The GEO-AI Challenge for Cropland Mapping by ITU represents a significant endeavor in the field of remote sensing and machine learning. Remote sensing allows us to harness the power of satellite imagery to monitor and analyze Earth's surface, while machine learning techniques enable us to extract valuable insights from this vast and complex data.
The code processes satellite data from multiple sensors (Sentinel-1, Sentinel-2, and Landsat-8), engineers features using a wide range of remote sensing indices, trains gradient boosting models, and ensembles predictions to generate a robust cropland classification model. The systematic data processing and modeling approach demonstrates an effective machine learning workflow.
The sources of information for remote sensing indices can be found at the following links:
https://www.indexdatabase.de/db/is.php?sensor_id=168
https://www.indexdatabase.de/db/is.php?sensor_id=96
The main steps in the code are:
-
Import packages and data
- Import packages like Pandas, NumPy, CatBoost, etc.

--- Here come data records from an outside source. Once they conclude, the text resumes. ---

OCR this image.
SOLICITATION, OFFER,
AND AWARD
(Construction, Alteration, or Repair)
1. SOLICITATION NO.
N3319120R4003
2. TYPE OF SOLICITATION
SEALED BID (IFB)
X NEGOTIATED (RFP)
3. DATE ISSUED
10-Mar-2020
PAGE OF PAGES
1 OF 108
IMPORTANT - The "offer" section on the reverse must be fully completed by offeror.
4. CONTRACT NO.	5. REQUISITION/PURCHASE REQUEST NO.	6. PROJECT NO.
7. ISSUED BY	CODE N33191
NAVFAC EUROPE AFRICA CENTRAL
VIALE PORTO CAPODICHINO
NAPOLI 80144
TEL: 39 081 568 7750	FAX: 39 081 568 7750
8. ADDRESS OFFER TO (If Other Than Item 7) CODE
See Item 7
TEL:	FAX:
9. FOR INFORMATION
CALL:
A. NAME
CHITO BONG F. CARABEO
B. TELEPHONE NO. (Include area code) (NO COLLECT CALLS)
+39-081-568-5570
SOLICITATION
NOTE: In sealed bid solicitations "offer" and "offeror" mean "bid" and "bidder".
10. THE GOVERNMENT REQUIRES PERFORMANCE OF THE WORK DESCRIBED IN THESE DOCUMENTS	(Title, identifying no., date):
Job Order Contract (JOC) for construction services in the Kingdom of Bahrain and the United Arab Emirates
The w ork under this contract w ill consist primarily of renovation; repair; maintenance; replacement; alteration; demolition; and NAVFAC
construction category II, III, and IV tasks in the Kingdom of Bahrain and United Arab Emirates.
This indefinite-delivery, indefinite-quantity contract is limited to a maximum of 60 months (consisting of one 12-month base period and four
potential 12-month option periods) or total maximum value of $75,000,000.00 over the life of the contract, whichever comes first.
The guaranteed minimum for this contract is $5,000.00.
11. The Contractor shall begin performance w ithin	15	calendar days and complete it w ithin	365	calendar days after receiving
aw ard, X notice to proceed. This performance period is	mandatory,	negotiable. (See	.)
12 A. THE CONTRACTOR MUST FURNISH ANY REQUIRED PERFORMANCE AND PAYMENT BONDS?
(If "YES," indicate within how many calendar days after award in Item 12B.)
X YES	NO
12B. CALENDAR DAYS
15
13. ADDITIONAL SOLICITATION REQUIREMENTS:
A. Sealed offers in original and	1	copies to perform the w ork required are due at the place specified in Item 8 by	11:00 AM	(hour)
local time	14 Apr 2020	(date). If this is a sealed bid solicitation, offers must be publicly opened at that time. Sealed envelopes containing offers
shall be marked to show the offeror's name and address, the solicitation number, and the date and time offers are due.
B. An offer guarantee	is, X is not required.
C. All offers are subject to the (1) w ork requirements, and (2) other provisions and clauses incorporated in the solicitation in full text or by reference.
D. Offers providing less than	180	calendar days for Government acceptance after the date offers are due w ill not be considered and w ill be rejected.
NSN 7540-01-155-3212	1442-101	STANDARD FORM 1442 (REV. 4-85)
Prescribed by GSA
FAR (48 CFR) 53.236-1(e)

- Import training and test data for 3 countries - Iran, Sudan, Afghanistan. Data includes Sentinel-1, Sentinel-2, and Landsat-8 images.
-
Define functions
- vegetation_index: Calculates 181 spectral indices for a given month's data.
- vegetation_index_month: Calculates same indices for a single month's data.
-
Preprocess data
- For each country data, calculate spectral indices for each month.

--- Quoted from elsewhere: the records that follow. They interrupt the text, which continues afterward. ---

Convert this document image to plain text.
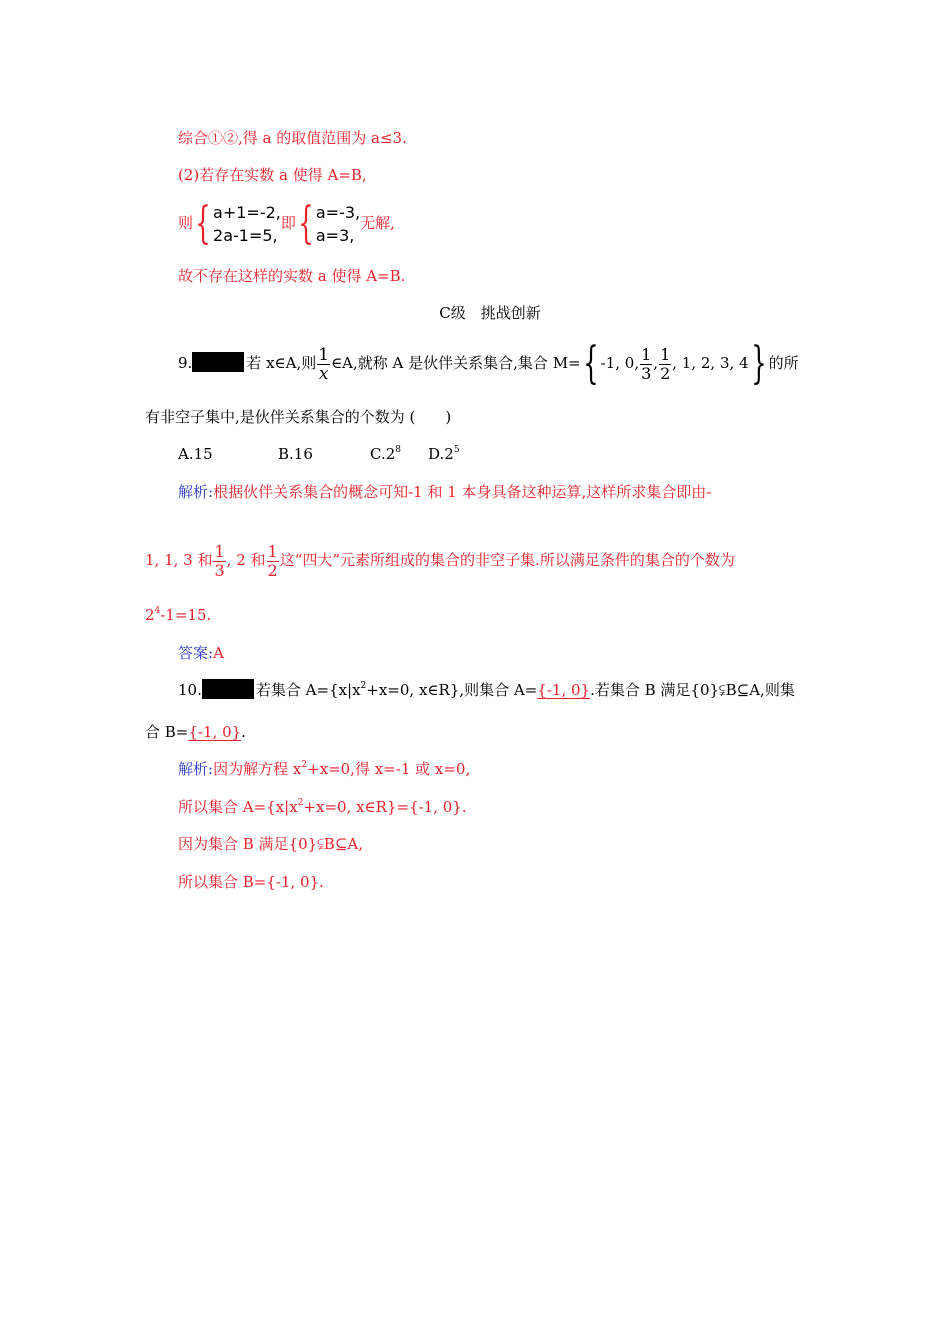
综合①②,得 a 的取值范围为 a≤3.
(2)若存在实数 a 使得 A=B,
则{ a+1=-2,
2a-1=5,即{ a=-3,
a=3,无解,
故不存在这样的实数 a 使得 A=B.
C级　挑战创新
9.	若 x∈A,则 $\frac{1}{x}$ ∈A,就称 A 是伙伴关系集合,集合 M={ -1, 0, $\frac{1}{3}$ , $\frac{1}{2}$ , 1, 2, 3, 4} 的所
有非空子集中,是伙伴关系集合的个数为 (　　)
A.15	B.16	$C.2^8$ $D.2^5$
解析:根据伙伴关系集合的概念可知-1 和 1 本身具备这种运算,这样所求集合即由-
1, 1, 3 和 $\frac{1}{3}$ , 2 和 $\frac{1}{2}$ 这“四大”元素所组成的集合的非空子集.所以满足条件的集合的个数为
$2^4-1=15$.
答案:A
10.	若集合 $A=\{x|x^2+x=0$, x∈R},则集合 A={-1, 0}.若集合 B 满足{0}⫋B⊆A,则集
合 B={-1, 0}.
解析:因为解方程 $x^2+x=0$,得 x=-1 或 x=0,
所以集合 $A=\{x|x^2+x=0$, x∈R}={-1, 0}.
因为集合 B 满足{0}⫋B⊆A,
所以集合 B={-1, 0}.
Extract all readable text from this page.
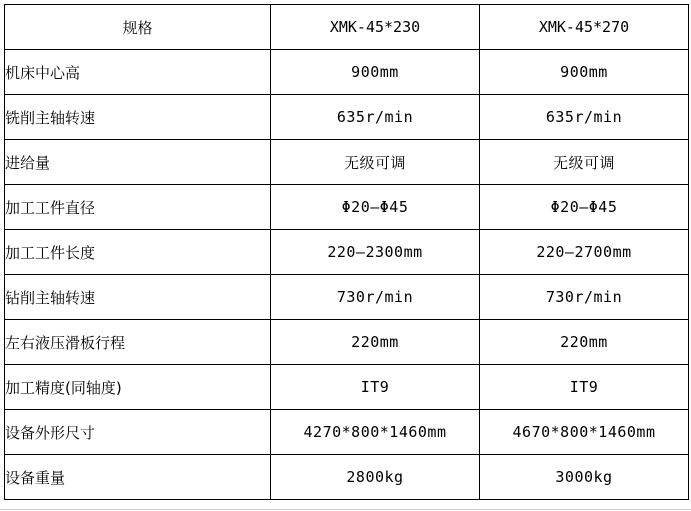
规格	XMK-45*230	XMK-45*270
机床中心高	900mm	900mm
铣削主轴转速	635r/min	635r/min
进给量	无级可调	无级可调
加工工件直径	Φ20—Φ45	Φ20—Φ45
加工工件长度	220—2300mm	220—2700mm
钻削主轴转速	730r/min	730r/min
左右液压滑板行程	220mm	220mm
加工精度(同轴度)	IT9	IT9
设备外形尺寸	4270*800*1460mm	4670*800*1460mm
设备重量	2800kg	3000kg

- Merge indices with main bands to create feature dataset.
- Do same for test data.
-
Add Landsat-8 derived indices
- For each month, calculate indices like NDVI, EVI, etc from Landsat bands.
- Merge with Sentinel dataset.
-
Model and predict
- Split data into train-test sets.
- Fit the best model on training data.
- Predict on test data and calculate accuracy.

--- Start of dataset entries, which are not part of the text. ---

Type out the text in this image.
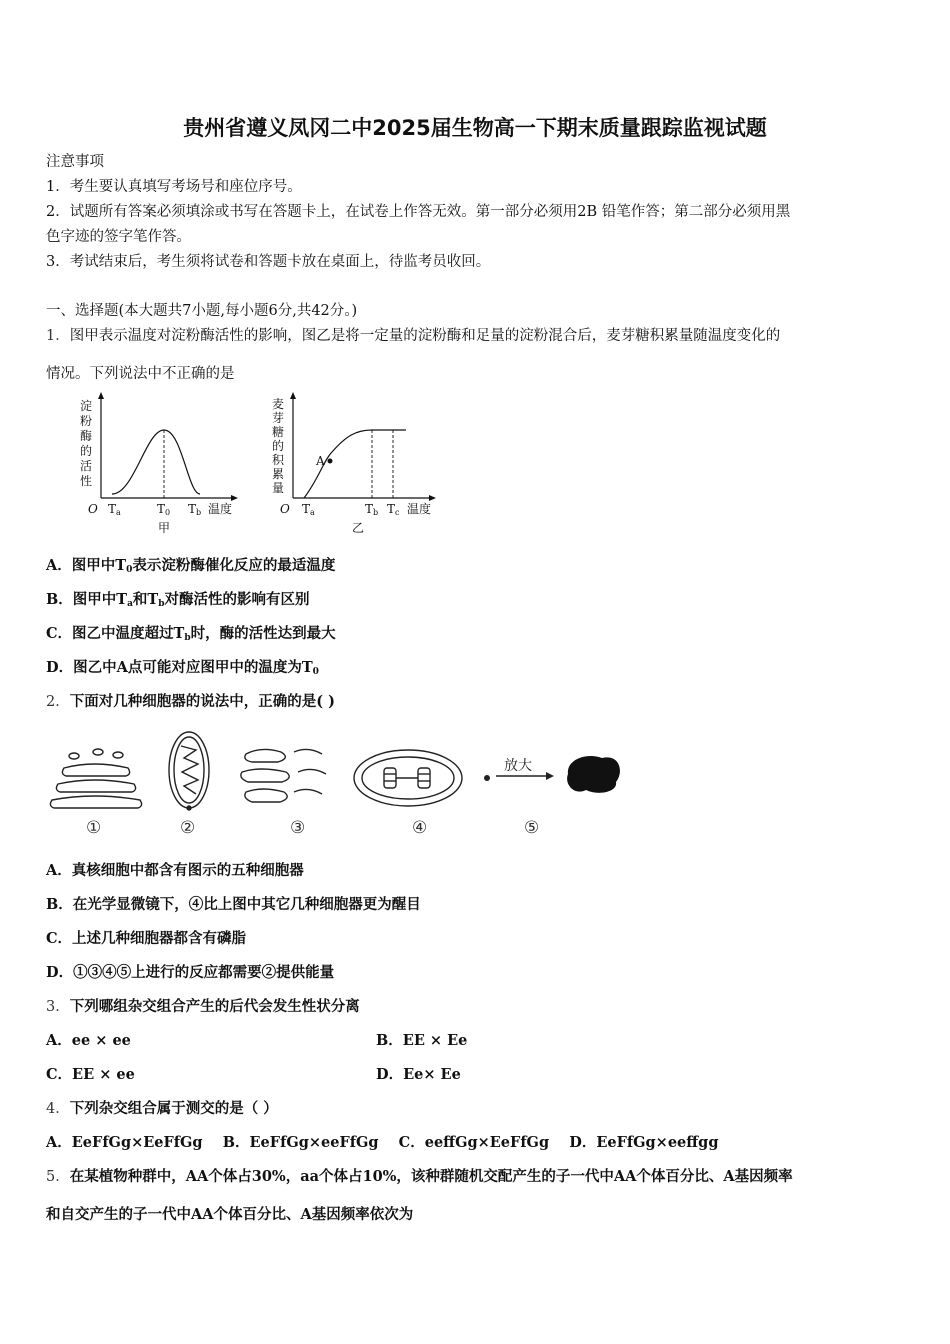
贵州省遵义凤冈二中2025届生物高一下期末质量跟踪监视试题
注意事项
1．考生要认真填写考场号和座位序号。
2．试题所有答案必须填涂或书写在答题卡上，在试卷上作答无效。第一部分必须用2B 铅笔作答；第二部分必须用黑
色字迹的签字笔作答。
3．考试结束后，考生须将试卷和答题卡放在桌面上，待监考员收回。
一、选择题(本大题共7小题,每小题6分,共42分。)
1．图甲表示温度对淀粉酶活性的影响，图乙是将一定量的淀粉酶和足量的淀粉混合后，麦芽糖积累量随温度变化的
情况。下列说法中不正确的是
淀
粉
酶
的
活
性
O Ta	T0 Tb 温度
甲
麦
芽
糖
的
积
累
量
A
O Ta	Tb Tc 温度
乙
A．图甲中$T_0$表示淀粉酶催化反应的最适温度
B．图甲中$T_a$和$T_b$对酶活性的影响有区别
C．图乙中温度超过$T_b$时，酶的活性达到最大
D．图乙中A点可能对应图甲中的温度为$T_0$
2．下面对几种细胞器的说法中，正确的是( )
放大
①	②	③	④	⑤
A．真核细胞中都含有图示的五种细胞器
B．在光学显微镜下，④比上图中其它几种细胞器更为醒目
C．上述几种细胞器都含有磷脂
D．①③④⑤上进行的反应都需要②提供能量
3．下列哪组杂交组合产生的后代会发生性状分离
A．ee × ee	B．EE × Ee
C．EE × ee	D．Ee× Ee
4．下列杂交组合属于测交的是（ ）
A．EeFfGg×EeFfGg    B．EeFfGg×eeFfGg    C．eeffGg×EeFfGg    D．EeFfGg×eeffgg
5．在某植物种群中，AA个体占30%，aa个体占10%，该种群随机交配产生的子一代中AA个体百分比、A基因频率
和自交产生的子一代中AA个体百分比、A基因频率依次为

- Predict on final test data and generate submission file.
Note: Various models, such as XGBoost and AdaBoost, were trained separately for each country, and the CatBoost Classifier demonstrated the highest level of accuracy. The models were assessed based on accuracy and log loss.
- Ensemble
- Load prediction files for each country.
- Concatenate them to create final prediction file.
The model achieved a score of 0.9288 on the public leaderboard (#6 on the private leaderboard), demonstrating its strong performance in the competition.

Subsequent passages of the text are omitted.